国とは何だろう。国という大きな枠組みに属していないと、わたしたちが人間らしく生きることは難しい。しかし、「国」というアイデンティティは、私たちを形作る複雑な、無数の要素のたった一つにすぎないはず。好きな音楽、食べ物の好み、どんな家に住み、どんな仕事をしているのか。映画の好みや、それこそ推しのアイドルに至るまで、ひとりの人間のなかには、無数のアイデンティティがある。それなのに、たった一つ、国という帰属のために、敵と味方に分かれて殺しあわねばならぬという価値観に縛られる理不尽から、そろそろ自由になってもいいはずだ。
「すべての いきものが、うまれて そだつ」という文章と生き物たちの鮮やかな絵からはじまるこの絵本は、DNAという生き物の「せっけいしょ」について、わかりやすく楽しく教えてくれる。驚くほどはやく成長するもの、長い時間をかけるもの。大きく成長するもの、小さいサイズでおとなになるもの。環境にあわせてDNAの設計書がつくりかえられ、驚くほど多様な生き物たちが、この地球上に生きているという奇跡がどのようにこの青い星に満ちているのか。その理由が科学の力でわかりはじめたからこそ、なお募る不思議さと豊かさが、ぎっしりとこの絵本には描きこまれている。

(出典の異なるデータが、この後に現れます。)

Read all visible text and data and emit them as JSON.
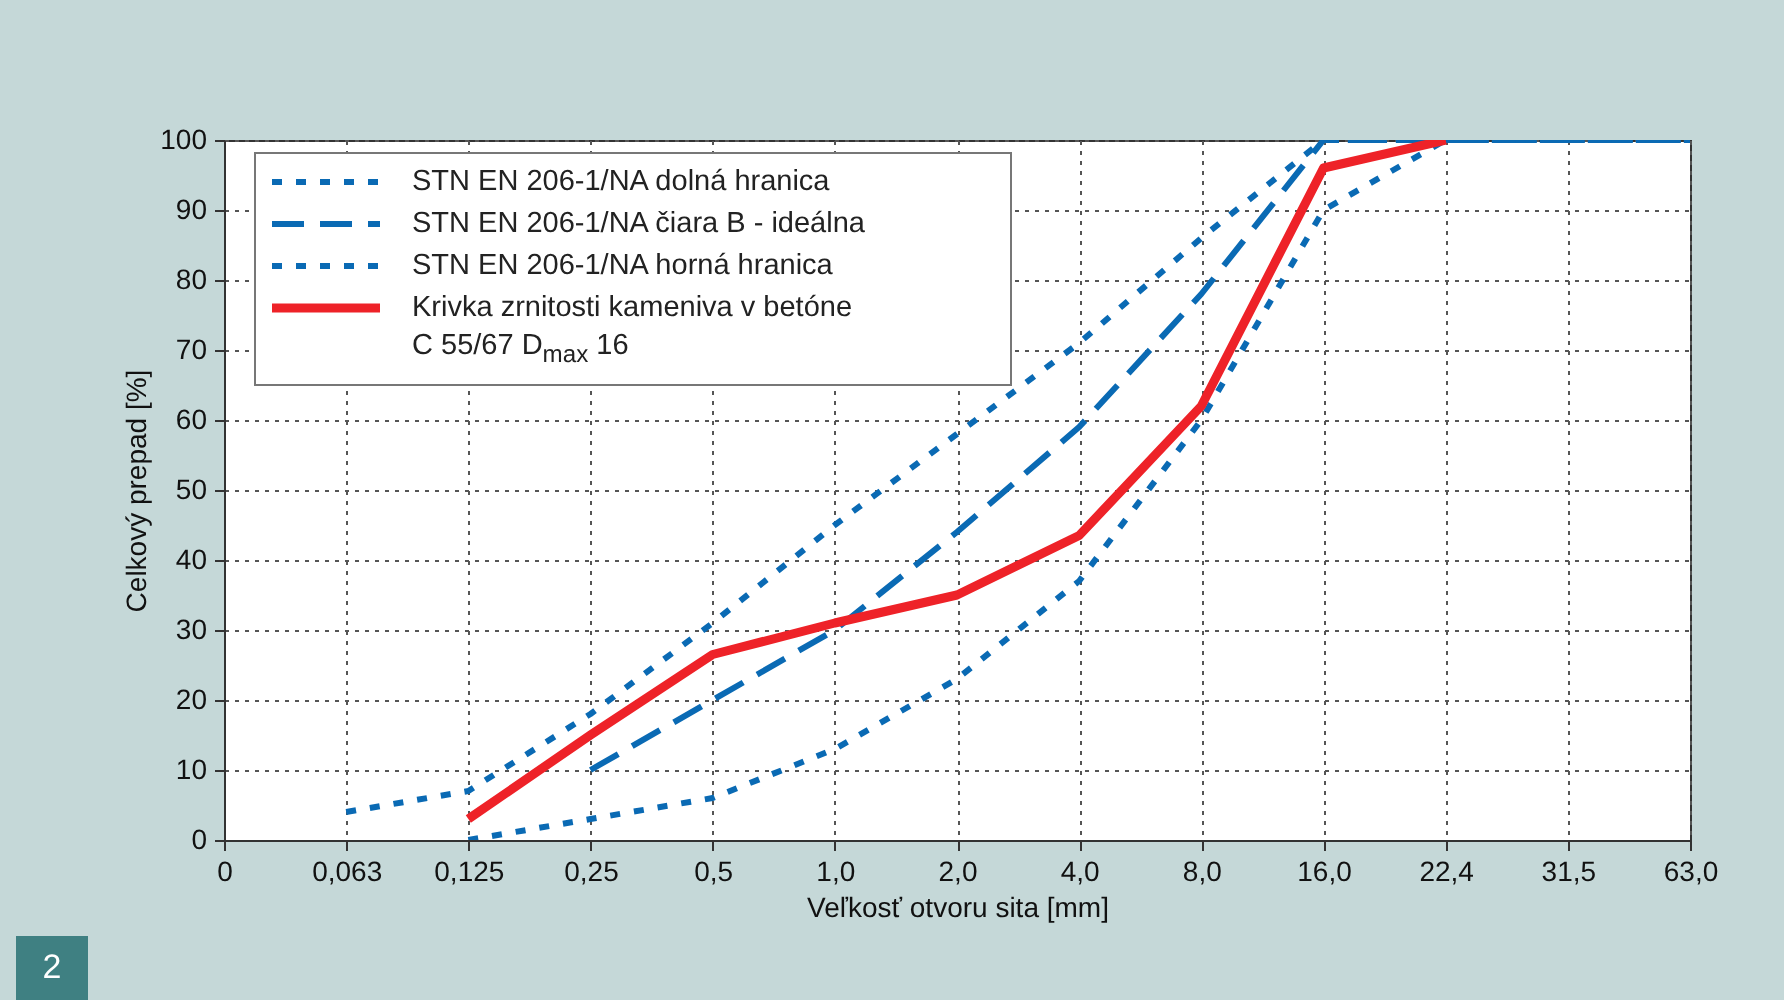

様々な肌の色、髪、体格、服装をした人たちが100人以上いる駅を描いた頁と、動物や植物たちが300種類近く(正確に数えるのが難しいほどたくさん!)も描きこまれた頁が呼応するように配置されているのは、考え抜かれてのことだろう。様々な人種に分かれているように見えるが、私たちは「人間」という大きなひとつの種だ。肌や髪の色の違いは、多様性というDNAの生存戦略。人間のDNAという設計書は、ひとりひとり違うけれども、「わたしたちは みんな おなじ、にんげんだから。」地球上のほかの人たちとも似ていること。そして、地球上のすべての生き物の設計書も、どこか同じところがあって、「みんなが おおきな かぞく」であること。大きな命の樹に実る果実のように。
見かけも、生き方もこんなに違う生き物がいる地球の不思議と、それが塩基というたった4つの文字で書かれた暗号から、出来ているんだという驚きを何度も味わいたい。科学は、積み上げられた事実に裏打ちされた大切なことを教えてくれる。動物学者であるニコラ・デイビスは、科学者の視点から、命の不思議を教えてくれるが、そこには深い祈りがあると思う。どうやら、私たち人間の遺伝子には、ある条件がそろうと発動する残虐さが組み込まれている。ゾンビのように蘇る戦争を、これほど繰り返しているのだから。しかし、この血塗られた呪いを解く鍵もやはり私たちのなかにあると思いたい。ニコラ・デイビスは、その鍵のひとつを、子どもたちに手渡したいと思っているのではないだろうか。彼の書いた『せんそうがやってきた日』(レベッカ・コップ絵、長友恵子訳、鈴木出版)という絵本もぜひ読んでほしい。もう、大人たちの憎しみに子どもたちが殺されるのは、たくさんだ。